The allegory of The Senses of Hearing, Touch and Taste emerged during a time of great instability due to hygiene and public health issues in Europe, and there was a major debate as to how the senses related to health and disease. Less than a decade after the Antwerp city magistrates commissioned this painting, cholera claimed the lives of Jan Brueghel the Elder, three of his children, and the Archduke Albert.

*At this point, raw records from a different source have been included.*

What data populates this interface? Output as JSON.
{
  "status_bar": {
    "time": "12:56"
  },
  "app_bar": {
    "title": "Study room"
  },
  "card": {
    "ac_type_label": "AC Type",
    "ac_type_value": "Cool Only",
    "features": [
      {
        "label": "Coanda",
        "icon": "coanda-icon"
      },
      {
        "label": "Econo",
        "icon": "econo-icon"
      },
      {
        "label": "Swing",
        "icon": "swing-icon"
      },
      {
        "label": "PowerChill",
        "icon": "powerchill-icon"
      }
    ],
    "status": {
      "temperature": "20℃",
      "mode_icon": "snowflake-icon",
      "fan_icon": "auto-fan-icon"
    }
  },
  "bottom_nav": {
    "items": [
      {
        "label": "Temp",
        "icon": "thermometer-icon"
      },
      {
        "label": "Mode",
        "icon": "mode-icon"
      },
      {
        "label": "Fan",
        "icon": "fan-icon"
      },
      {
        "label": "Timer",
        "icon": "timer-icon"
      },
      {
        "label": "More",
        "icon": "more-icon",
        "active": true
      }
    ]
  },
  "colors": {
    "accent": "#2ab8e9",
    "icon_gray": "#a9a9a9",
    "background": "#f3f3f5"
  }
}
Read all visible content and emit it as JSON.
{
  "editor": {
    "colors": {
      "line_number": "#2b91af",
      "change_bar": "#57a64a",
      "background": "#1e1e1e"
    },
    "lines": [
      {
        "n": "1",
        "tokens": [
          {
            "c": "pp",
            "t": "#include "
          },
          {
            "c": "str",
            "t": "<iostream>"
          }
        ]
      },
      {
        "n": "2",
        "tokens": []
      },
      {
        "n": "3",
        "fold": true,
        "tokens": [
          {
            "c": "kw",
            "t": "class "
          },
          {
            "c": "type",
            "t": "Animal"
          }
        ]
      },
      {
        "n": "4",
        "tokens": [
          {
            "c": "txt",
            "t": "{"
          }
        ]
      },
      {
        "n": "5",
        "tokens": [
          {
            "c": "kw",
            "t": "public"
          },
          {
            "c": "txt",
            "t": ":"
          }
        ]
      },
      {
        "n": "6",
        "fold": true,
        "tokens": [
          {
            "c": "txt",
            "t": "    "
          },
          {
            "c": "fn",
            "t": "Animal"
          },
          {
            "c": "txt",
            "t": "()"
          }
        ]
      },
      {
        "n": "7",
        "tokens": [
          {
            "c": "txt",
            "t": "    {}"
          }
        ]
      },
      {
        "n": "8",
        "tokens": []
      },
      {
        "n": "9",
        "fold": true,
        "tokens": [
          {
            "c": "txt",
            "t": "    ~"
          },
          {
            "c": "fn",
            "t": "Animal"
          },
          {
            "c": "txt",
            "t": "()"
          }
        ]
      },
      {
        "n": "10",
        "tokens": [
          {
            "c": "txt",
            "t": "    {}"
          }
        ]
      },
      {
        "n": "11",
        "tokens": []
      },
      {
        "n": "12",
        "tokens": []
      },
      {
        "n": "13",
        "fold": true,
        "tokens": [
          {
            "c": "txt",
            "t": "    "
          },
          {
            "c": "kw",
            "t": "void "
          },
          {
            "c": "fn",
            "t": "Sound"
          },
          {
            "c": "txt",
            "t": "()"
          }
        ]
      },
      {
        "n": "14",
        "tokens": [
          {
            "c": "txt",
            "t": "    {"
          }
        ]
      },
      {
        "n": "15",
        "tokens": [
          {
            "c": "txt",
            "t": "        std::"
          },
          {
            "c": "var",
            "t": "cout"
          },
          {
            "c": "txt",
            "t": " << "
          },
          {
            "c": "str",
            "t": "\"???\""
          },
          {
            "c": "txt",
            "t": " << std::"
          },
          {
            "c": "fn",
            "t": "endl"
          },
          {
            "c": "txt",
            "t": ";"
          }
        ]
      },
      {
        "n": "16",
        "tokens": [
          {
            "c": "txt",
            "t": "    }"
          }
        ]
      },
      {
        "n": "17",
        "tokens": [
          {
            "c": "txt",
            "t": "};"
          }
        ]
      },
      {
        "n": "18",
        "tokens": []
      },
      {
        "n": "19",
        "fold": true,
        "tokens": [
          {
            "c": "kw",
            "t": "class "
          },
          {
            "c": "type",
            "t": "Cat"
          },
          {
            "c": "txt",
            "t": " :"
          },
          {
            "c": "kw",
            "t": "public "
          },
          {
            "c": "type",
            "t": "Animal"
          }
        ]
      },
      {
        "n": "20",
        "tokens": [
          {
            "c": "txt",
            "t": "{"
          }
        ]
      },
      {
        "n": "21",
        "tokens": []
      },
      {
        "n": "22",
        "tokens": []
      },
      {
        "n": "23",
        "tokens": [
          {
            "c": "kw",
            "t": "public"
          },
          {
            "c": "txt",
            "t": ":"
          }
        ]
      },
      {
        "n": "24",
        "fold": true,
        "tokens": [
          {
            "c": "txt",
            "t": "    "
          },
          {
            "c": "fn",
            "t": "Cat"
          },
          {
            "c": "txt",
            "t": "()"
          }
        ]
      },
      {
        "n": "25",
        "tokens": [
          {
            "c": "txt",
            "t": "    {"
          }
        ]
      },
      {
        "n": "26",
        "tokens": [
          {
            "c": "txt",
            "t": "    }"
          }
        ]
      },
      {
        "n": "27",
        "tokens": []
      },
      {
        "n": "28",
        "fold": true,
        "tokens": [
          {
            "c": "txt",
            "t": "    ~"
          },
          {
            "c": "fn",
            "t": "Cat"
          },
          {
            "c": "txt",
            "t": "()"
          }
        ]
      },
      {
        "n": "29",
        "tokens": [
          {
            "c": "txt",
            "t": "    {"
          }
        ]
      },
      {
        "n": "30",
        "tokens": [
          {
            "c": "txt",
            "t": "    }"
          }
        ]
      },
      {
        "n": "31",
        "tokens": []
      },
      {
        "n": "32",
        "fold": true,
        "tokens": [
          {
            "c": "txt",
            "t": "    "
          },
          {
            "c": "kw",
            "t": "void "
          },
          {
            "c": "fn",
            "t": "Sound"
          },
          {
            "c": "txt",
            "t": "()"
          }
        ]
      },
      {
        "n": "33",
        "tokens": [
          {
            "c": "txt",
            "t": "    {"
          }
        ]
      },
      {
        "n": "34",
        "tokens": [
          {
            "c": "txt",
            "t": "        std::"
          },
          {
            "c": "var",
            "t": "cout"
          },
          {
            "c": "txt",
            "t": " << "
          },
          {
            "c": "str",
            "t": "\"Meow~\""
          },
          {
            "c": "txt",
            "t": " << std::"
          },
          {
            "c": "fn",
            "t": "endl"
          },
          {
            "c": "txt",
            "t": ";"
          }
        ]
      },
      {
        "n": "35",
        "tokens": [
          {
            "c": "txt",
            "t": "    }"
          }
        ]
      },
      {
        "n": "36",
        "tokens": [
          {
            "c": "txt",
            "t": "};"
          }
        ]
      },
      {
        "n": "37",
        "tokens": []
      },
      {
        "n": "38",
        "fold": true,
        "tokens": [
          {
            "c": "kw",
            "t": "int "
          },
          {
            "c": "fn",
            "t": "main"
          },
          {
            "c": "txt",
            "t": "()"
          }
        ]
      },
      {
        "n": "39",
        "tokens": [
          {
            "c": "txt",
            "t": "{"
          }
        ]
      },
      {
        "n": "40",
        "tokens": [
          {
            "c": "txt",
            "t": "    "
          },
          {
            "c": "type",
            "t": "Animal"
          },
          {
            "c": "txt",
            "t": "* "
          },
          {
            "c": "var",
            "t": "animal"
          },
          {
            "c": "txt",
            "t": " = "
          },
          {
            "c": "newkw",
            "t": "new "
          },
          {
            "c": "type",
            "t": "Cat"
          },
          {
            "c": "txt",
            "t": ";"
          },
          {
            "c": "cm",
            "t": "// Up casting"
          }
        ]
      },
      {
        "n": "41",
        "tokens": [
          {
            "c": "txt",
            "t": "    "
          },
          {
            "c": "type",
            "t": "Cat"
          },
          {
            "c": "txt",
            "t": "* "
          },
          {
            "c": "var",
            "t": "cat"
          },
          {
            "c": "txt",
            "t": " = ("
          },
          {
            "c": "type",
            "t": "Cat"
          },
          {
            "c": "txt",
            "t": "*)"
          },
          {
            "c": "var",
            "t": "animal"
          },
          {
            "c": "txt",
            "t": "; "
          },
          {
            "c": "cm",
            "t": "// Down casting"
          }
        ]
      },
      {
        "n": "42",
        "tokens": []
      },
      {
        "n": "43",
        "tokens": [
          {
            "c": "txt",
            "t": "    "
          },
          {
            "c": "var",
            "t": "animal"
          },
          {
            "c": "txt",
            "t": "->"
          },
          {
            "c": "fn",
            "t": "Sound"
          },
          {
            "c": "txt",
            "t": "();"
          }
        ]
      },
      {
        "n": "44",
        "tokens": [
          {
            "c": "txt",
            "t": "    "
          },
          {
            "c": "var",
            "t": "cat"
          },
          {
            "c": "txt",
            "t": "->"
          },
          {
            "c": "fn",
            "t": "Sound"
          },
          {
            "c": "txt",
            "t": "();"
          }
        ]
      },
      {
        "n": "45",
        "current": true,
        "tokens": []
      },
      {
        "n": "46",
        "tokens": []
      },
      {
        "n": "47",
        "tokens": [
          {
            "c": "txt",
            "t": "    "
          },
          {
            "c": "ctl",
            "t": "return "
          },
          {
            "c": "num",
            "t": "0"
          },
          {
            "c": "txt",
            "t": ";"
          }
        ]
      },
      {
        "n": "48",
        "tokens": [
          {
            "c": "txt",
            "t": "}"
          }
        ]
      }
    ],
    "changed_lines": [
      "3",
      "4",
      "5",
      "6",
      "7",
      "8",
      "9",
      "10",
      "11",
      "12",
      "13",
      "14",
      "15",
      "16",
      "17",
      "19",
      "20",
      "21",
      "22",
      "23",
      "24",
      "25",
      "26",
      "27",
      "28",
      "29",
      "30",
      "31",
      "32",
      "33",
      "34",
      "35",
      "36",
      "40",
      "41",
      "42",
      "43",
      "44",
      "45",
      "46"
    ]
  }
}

In those days, one of the most prestigious professions was copying, and professional art copyists were as valuable as scribes. They were Real McCoy artists who were like the oil in the many whirring gears of the artworld machinery. Nowadays, it would appear that computers have made copyists obsolete, but copyists are artists in their own right, producing original versions of artworks and texts for the purposes of maintaining, disseminating, and interpreting them. Computers are essential to our lives, but even with a Seurat-esque dot-matrix strategy, I don't know that they could produce an oil version of The Senses of Hearing, Touch and Taste whose beauty comes near this one. In the painterly Brueghel dynasty, there were several copyists. Although a fire destroyed both of the above-mentioned 1618 Jan Brueghel the Elder paintings just under a century later, a brilliant artist had already copied this one, saving it from becoming just a story.